A sharp and independent-minded German politician who evolved from a Merkel cabinet minister into a leading foreign policy voice and internal party critic.
Norbert Röttgen’s political career has been one of intellectual force and calculated risk. A lawyer by training, he rose within the CDU as a modernizer, earning Angela Merkel's trust to helm the challenging Environment portfolio. His tenure was abruptly ended in 2012 after a contentious election defeat, a rare dismissal that freed him to carve a different path. From the influential perch of the Bundestag's Foreign Affairs Committee, Röttgen cultivated a reputation as a staunch Atlanticist and a clear-eyed analyst of geopolitical shifts, particularly regarding Russia and China. His repeated, though unsuccessful, bids for the CDU leadership positioned him as a thoughtful, if not always victorious, contender for the soul of Germany's center-right.
1965–1980
The latchkey kids. Raised during divorce, recession, and the end of the Cold War. Skeptical, self-reliant, media-literate. They invented indie culture, grunge, and the early internet — then watched the Boomers take credit.

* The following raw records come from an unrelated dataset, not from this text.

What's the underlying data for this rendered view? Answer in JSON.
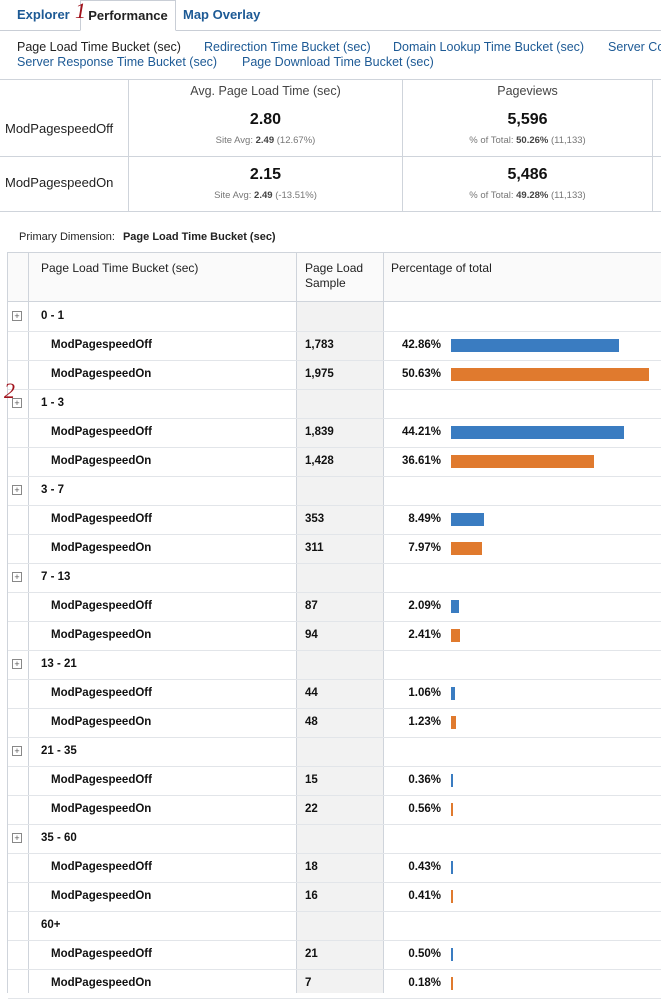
{
  "tabs": [
    {
      "label": "Explorer",
      "active": false
    },
    {
      "label": "Performance",
      "active": true
    },
    {
      "label": "Map Overlay",
      "active": false
    }
  ],
  "annotations": [
    "1",
    "2"
  ],
  "metric_links": [
    {
      "label": "Page Load Time Bucket (sec)",
      "selected": true
    },
    {
      "label": "Redirection Time Bucket (sec)",
      "selected": false
    },
    {
      "label": "Domain Lookup Time Bucket (sec)",
      "selected": false
    },
    {
      "label": "Server Co",
      "selected": false
    },
    {
      "label": "Server Response Time Bucket (sec)",
      "selected": false
    },
    {
      "label": "Page Download Time Bucket (sec)",
      "selected": false
    }
  ],
  "scorecard": {
    "headers": [
      "Avg. Page Load Time (sec)",
      "Pageviews"
    ],
    "rows": [
      {
        "label": "ModPagespeedOff",
        "avg_value": "2.80",
        "avg_sub_prefix": "Site Avg:",
        "avg_sub_bold": "2.49",
        "avg_sub_suffix": "(12.67%)",
        "pv_value": "5,596",
        "pv_sub_prefix": "% of Total:",
        "pv_sub_bold": "50.26%",
        "pv_sub_suffix": "(11,133)"
      },
      {
        "label": "ModPagespeedOn",
        "avg_value": "2.15",
        "avg_sub_prefix": "Site Avg:",
        "avg_sub_bold": "2.49",
        "avg_sub_suffix": "(-13.51%)",
        "pv_value": "5,486",
        "pv_sub_prefix": "% of Total:",
        "pv_sub_bold": "49.28%",
        "pv_sub_suffix": "(11,133)"
      }
    ]
  },
  "primary_dimension": {
    "label": "Primary Dimension:",
    "value": "Page Load Time Bucket (sec)"
  },
  "table": {
    "headers": [
      "Page Load Time Bucket (sec)",
      "Page Load",
      "Sample",
      "Percentage of total"
    ],
    "expand_icon": "plus-box-icon",
    "colors": {
      "off": "#3a7cc1",
      "on": "#e07a2e"
    },
    "max_percent": 50.63,
    "groups": [
      {
        "bucket": "0 - 1",
        "expandable": true,
        "rows": [
          {
            "name": "ModPagespeedOff",
            "sample": "1,783",
            "pct": "42.86%",
            "value": 42.86,
            "series": "off"
          },
          {
            "name": "ModPagespeedOn",
            "sample": "1,975",
            "pct": "50.63%",
            "value": 50.63,
            "series": "on"
          }
        ]
      },
      {
        "bucket": "1 - 3",
        "expandable": true,
        "rows": [
          {
            "name": "ModPagespeedOff",
            "sample": "1,839",
            "pct": "44.21%",
            "value": 44.21,
            "series": "off"
          },
          {
            "name": "ModPagespeedOn",
            "sample": "1,428",
            "pct": "36.61%",
            "value": 36.61,
            "series": "on"
          }
        ]
      },
      {
        "bucket": "3 - 7",
        "expandable": true,
        "rows": [
          {
            "name": "ModPagespeedOff",
            "sample": "353",
            "pct": "8.49%",
            "value": 8.49,
            "series": "off"
          },
          {
            "name": "ModPagespeedOn",
            "sample": "311",
            "pct": "7.97%",
            "value": 7.97,
            "series": "on"
          }
        ]
      },
      {
        "bucket": "7 - 13",
        "expandable": true,
        "rows": [
          {
            "name": "ModPagespeedOff",
            "sample": "87",
            "pct": "2.09%",
            "value": 2.09,
            "series": "off"
          },
          {
            "name": "ModPagespeedOn",
            "sample": "94",
            "pct": "2.41%",
            "value": 2.41,
            "series": "on"
          }
        ]
      },
      {
        "bucket": "13 - 21",
        "expandable": true,
        "rows": [
          {
            "name": "ModPagespeedOff",
            "sample": "44",
            "pct": "1.06%",
            "value": 1.06,
            "series": "off"
          },
          {
            "name": "ModPagespeedOn",
            "sample": "48",
            "pct": "1.23%",
            "value": 1.23,
            "series": "on"
          }
        ]
      },
      {
        "bucket": "21 - 35",
        "expandable": true,
        "rows": [
          {
            "name": "ModPagespeedOff",
            "sample": "15",
            "pct": "0.36%",
            "value": 0.36,
            "series": "off"
          },
          {
            "name": "ModPagespeedOn",
            "sample": "22",
            "pct": "0.56%",
            "value": 0.56,
            "series": "on"
          }
        ]
      },
      {
        "bucket": "35 - 60",
        "expandable": true,
        "rows": [
          {
            "name": "ModPagespeedOff",
            "sample": "18",
            "pct": "0.43%",
            "value": 0.43,
            "series": "off"
          },
          {
            "name": "ModPagespeedOn",
            "sample": "16",
            "pct": "0.41%",
            "value": 0.41,
            "series": "on"
          }
        ]
      },
      {
        "bucket": "60+",
        "expandable": false,
        "rows": [
          {
            "name": "ModPagespeedOff",
            "sample": "21",
            "pct": "0.50%",
            "value": 0.5,
            "series": "off"
          },
          {
            "name": "ModPagespeedOn",
            "sample": "7",
            "pct": "0.18%",
            "value": 0.18,
            "series": "on"
          }
        ]
      }
    ]
  }
}
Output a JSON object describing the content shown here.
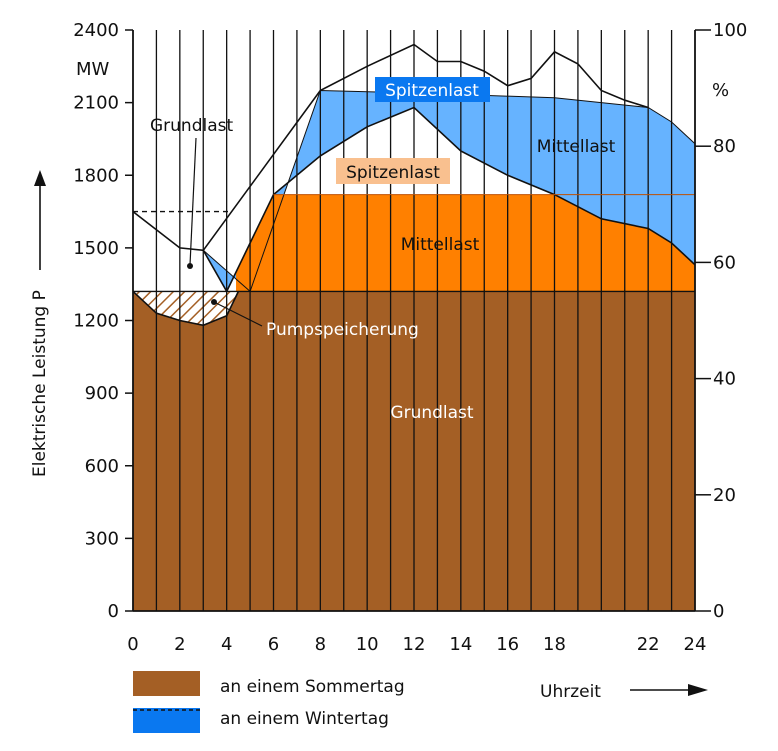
{
  "chart_data": {
    "type": "area",
    "x": [
      0,
      2,
      4,
      6,
      8,
      10,
      12,
      14,
      16,
      18,
      20,
      22,
      24
    ],
    "xlabel": "Uhrzeit",
    "ylabel": "Elektrische Leistung P",
    "y_unit": "MW",
    "ylim": [
      0,
      2400
    ],
    "y2_unit": "%",
    "y2lim": [
      0,
      100
    ],
    "x_ticks": [
      "0",
      "2",
      "4",
      "6",
      "8",
      "10",
      "12",
      "14",
      "16",
      "18",
      "22",
      "24"
    ],
    "y_ticks": [
      0,
      300,
      600,
      900,
      1200,
      1500,
      1800,
      2100,
      2400
    ],
    "y2_ticks": [
      0,
      20,
      40,
      60,
      80,
      100
    ],
    "y2_top_label": "100",
    "grid": "vertical lines every hour",
    "colors": {
      "sommer_grundlast": "#a45f25",
      "sommer_mittellast": "#ff8000",
      "sommer_spitzenlast": "#ffffff",
      "winter": "#66b3ff",
      "spitzenlast_label_bg": "#f9c08f"
    },
    "sommer": {
      "grundlast_mw": 1320,
      "mittellast_mw": 1720,
      "pumpspeicherung": {
        "x": [
          0,
          1,
          2,
          3,
          4,
          4.5
        ],
        "y": [
          1320,
          1230,
          1200,
          1180,
          1220,
          1320
        ]
      },
      "gesamtlast": {
        "x": [
          3,
          4,
          6,
          8,
          10,
          12,
          14,
          16,
          18,
          20,
          22,
          23,
          24
        ],
        "y": [
          1490,
          1320,
          1720,
          1880,
          2000,
          2080,
          1900,
          1800,
          1720,
          1620,
          1580,
          1520,
          1430
        ]
      }
    },
    "winter": {
      "mittellast_oberkante": {
        "x": [
          3,
          5,
          8,
          12,
          18,
          22,
          23,
          24
        ],
        "y": [
          1490,
          1320,
          2150,
          2140,
          2120,
          2080,
          2020,
          1930
        ]
      },
      "gesamtlast": {
        "x": [
          0,
          2,
          3,
          8,
          10,
          12,
          13,
          14,
          15,
          16,
          17,
          18,
          19,
          20,
          21,
          22
        ],
        "y": [
          1650,
          1500,
          1490,
          2150,
          2250,
          2340,
          2270,
          2270,
          2230,
          2170,
          2200,
          2310,
          2260,
          2150,
          2110,
          2080
        ]
      },
      "grundlast_gestrichelt_mw": 1650
    },
    "annotations": {
      "grundlast_top": "Grundlast",
      "spitzenlast_winter": "Spitzenlast",
      "spitzenlast_sommer": "Spitzenlast",
      "mittellast_winter": "Mittellast",
      "mittellast_sommer": "Mittellast",
      "pumpspeicherung": "Pumpspeicherung",
      "grundlast_sommer": "Grundlast"
    },
    "legend": [
      {
        "label": "an einem Sommertag",
        "color": "#a45f25",
        "style": "solid"
      },
      {
        "label": "an einem Wintertag",
        "color": "#0077ee",
        "style": "dashed"
      }
    ]
  }
}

Norbert was born in 1965, placing them squarely in the Generation X. The events that shaped this generation — economic uncertainty, the end of the Cold War, and the rise of personal computing — shaped the world they entered and the choices available to them.
The biggest hits of 1965
#1 Movie
The Sound of Music
Best Picture
The Sound of Music
#1 TV Show
Bonanza
The world at every milestone
US sends combat troops to Vietnam
First Earth Day; The Beatles break up
First test-tube baby born
MTV launches; first Space Shuttle flight; AIDS identified
Internet adopts TCP/IP, creating the modern internet
Challenger disaster; Chernobyl nuclear meltdown
Oklahoma City bombing; Windows 95 released
Hurricane Katrina devastates New Orleans; YouTube launches
Paris climate agreement; same-sex marriage legalized in the US
AI agents go mainstream
He earned his doctorate in law with a thesis on European community law.
He is a frequent commentator and author on foreign policy matters.
He represents the Rhein-Sieg-Kreis district in the Bundestag, a seat he has held since 1994.
“We need a Germany that is a leading power, not a reticent one.”